Who has not thought of you when you are not around?
hungry and romantic
blamed for a multitude of sins
doctors who decry you are often found at your back door
new science has shown;
you ain't all that bad.
in fact, your very nature may be good for the fabric of our brain
I knew that already

Think not of others.
Margarine, unworthy imitation, it has no song
Lard, Schmaltz Oil.
they are not so universal
nor so simple and complex
an infinite story

I place you in an ancestral black iron pan
watch you glaze across the black surface
when the bubbles foam and begin to subside
it is an invitation

add the minced onions and sweat
the beginning of so many journeys
from gumbo to perloo
I always begin with you

American Milk

RUTH STONE

Then the butter we put on our white bread
was colored with butter yellow, a cancerous dye,
and all the fourth grades were taken by streetcar
to the Dunky Company to see milk processed; milk bottles
riding on narrow metal cogs through little doors that flapped.
The sour damp smell of milky-wet cement floors:
we looked through great glass windows at the milk.
Before we were herded back to the streetcar line,
we were each given a half pint of milk in tiny
milk bottles with straws to suck it up. In this way
we gradually learned about our country.

Sad Verso of the Sunny________

LIZ WALDNER

Veldt? Sounds good to me.
Like melt. Back when you could eat Velveeta
and call it cheese. My grandfather's macaroni and cheese
featured a whole brick of Velveeta. I liked peeling away
its beautiful silver wrapper,
Velveeta Velveeta
all over in blue.

The expanses of time in which there was this grandfather
appeared endless when I was in them. Who
could see to the ends of the plains and so see her end
beyond them? Who could think to look? You
(like Ohio and its vowels) went on forever,
just ate your macaroni and cheese, relishing
the brown bubbles on top, then did the next thing,
were the next moment surrounded and held in it
by all the things you didn't know would end.
Nothing ceded. No portend.
Only geranium and melamine
and thank you,
everywhere preceded by some please.

The Butter Factory

LES MURRAY

It was built of things that must not mix:
paint, cream and water, fire and dusty oil.
You heard the water dreaming in its large
kneed pipes, up from the weir. And the cordwood
our fathers cut for the furnace stood in walls
like the sleeper-stacks of a continental railway.

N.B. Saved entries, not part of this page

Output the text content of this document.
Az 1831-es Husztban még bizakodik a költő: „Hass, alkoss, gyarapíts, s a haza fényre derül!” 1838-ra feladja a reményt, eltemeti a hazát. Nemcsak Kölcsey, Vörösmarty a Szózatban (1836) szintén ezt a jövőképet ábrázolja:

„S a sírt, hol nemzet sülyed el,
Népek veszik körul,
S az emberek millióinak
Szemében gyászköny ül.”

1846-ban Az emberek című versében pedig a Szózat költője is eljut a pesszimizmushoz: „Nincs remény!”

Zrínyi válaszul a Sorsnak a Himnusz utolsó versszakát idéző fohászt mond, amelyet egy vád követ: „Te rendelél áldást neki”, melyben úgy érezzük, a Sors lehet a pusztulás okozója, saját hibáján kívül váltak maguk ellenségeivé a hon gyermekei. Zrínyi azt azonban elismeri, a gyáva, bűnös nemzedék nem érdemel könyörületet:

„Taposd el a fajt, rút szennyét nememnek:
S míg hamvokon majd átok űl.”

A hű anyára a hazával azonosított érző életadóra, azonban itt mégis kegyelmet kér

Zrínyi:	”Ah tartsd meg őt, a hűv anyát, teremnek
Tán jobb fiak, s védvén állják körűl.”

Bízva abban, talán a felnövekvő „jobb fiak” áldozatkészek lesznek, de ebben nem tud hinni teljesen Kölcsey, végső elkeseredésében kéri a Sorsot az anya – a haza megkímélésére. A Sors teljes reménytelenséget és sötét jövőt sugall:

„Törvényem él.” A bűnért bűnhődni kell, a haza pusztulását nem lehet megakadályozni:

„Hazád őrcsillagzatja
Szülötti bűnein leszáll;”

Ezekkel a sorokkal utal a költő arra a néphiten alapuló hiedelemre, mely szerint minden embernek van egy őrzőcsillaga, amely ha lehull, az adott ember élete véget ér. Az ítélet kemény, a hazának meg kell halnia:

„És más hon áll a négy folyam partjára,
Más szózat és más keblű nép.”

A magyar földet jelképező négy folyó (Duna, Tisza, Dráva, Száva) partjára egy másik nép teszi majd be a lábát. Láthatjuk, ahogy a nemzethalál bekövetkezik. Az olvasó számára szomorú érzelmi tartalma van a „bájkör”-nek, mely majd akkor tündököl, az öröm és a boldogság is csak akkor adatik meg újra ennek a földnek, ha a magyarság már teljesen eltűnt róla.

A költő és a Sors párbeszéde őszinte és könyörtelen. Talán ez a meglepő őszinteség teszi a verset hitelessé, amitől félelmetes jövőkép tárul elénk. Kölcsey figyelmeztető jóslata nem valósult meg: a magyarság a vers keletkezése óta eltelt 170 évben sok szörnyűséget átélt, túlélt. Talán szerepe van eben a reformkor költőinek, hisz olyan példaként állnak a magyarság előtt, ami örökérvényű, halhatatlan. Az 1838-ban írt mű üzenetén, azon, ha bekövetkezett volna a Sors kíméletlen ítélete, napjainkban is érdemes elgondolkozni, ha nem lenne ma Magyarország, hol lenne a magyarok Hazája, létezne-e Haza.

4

The cream arrived in lorried tides; its procession
crossed a platform of workers' stagecraft:
Come here
Friday-Legs! Or I'll feel your hernia
—
Overalled in milk's colour, men moved the heart of milk,
separated into thousands, along a roller track—
Trucks?
That one of mine, son, it pulls like a sixteen-year-old
—
to the tester who broached the can lids, causing fat tears,
who tasted, dipped and did his thin stoppered chemistry
on our labour, as the empties chattered downstage and fumed.

Under the high roof, black-crusted and stainless steels
were walled apart: black romped with leather belts
but paddlewheels sailed the silvery vats where muscles
of the one deep cream were exercised to a bullion
to be blocked in paper. And between waves of delivery
the men trod on water, hosing the rainbows of a shift.

It was damp April even at Christmas round every
margin of the factory. Also it opened the mouth
to see tackles on glibbed gravel, and the mossed char louvres
of the ice-plant's timber tower streaming with
heavy rain all day, above the droughty paddocks
of the totem cows round whom our lives were dancing.

O Cheese

DONALD HALL

In the pantry the dear dense cheeses, Cheddars and harsh
Lancashires; Gorgonzola with its magnanimous manner;
the clipped speech of Roquefort; and a head of Stilton
that speaks in a sensuous riddling tongue like Druids.

O cheeses of gravity, cheeses of wistfulness, cheeses
that weep continually because they know they will die.
O cheeses of victory, cheeses wise in defeat, cheeses
fat as a cushion, lolling in bed until noon.

Liederkranz ebullient, jumping like a small dog, noisy;
Pont l'Évêque intellectual, and quite well informed; Emmentaler
decent and loyal, a little deaf in the right ear;
and Brie the revealing experience, instantaneous and profound.